With this, our sun distances map could change to the followings:

  import Distance._  
  val sunDistances = Map(  
    "Earth"->(8.3 lightMinutes),   
    "Saturn"->(1.3 lightHours)  
  )  

As you can see, we achieved far more concise code. First of all, we use implicit conversions to convert doubles into AstroDistance allowing calling the lightMinutes or lightHours methods from the double directly. Then, with the help of Scala's value classes, we eliminate wrapper object creation. As a result, such implicit conversions call the methods "lightMinutes" and "lightHours" as static methods and have virtually no performance overhead while achieving the desired expressiveness.

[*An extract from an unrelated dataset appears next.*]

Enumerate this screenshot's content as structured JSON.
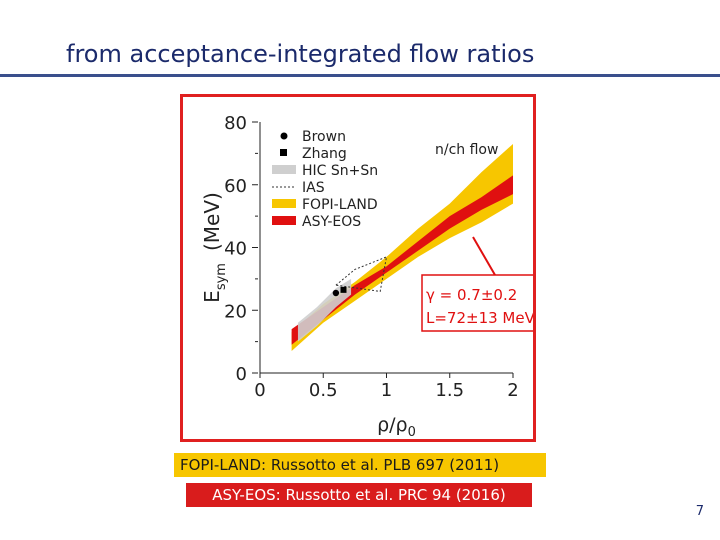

But, how many developers will make use of such features to better their code? At our workplaces, developers are under the pressure to crank out code and features as fast as possible. There is little incentive to write concise and easy to maintain code. In many cases, people don't even come back looking their code again unless they have to fix a bug. Given these constraints, which version of code would developers choose to write? If you guessed the first example, we're on the same page. It will take a bit more learning to write the second version of the code so most developers having their  deadlines looming over their heads will not even think about the "better" way to write. Yet, the second version of the code with the units spelled out will be easier to read and to maintain for years to come. While we may not see the difference at this scale, imagine millions of lines of code written like the first example and it becomes very apparent that spending time on these minor coding tricks can result in far more savings over time.

Lets now add an economic flair to our discussion. The first example is definitely less costly to write if it is throw-away code. The second version requires more skill but makes the code reusable and reduces the cost of long term maintenance. What kind of code we should write depends on the circumstances. Almost always, code is written to stay for a relatively long time (years) so it seems we should generally opt for the better code. Yet, time pressure almost always results in short term thinking, and unknowingly opting for the bigger cost to pay in the long run.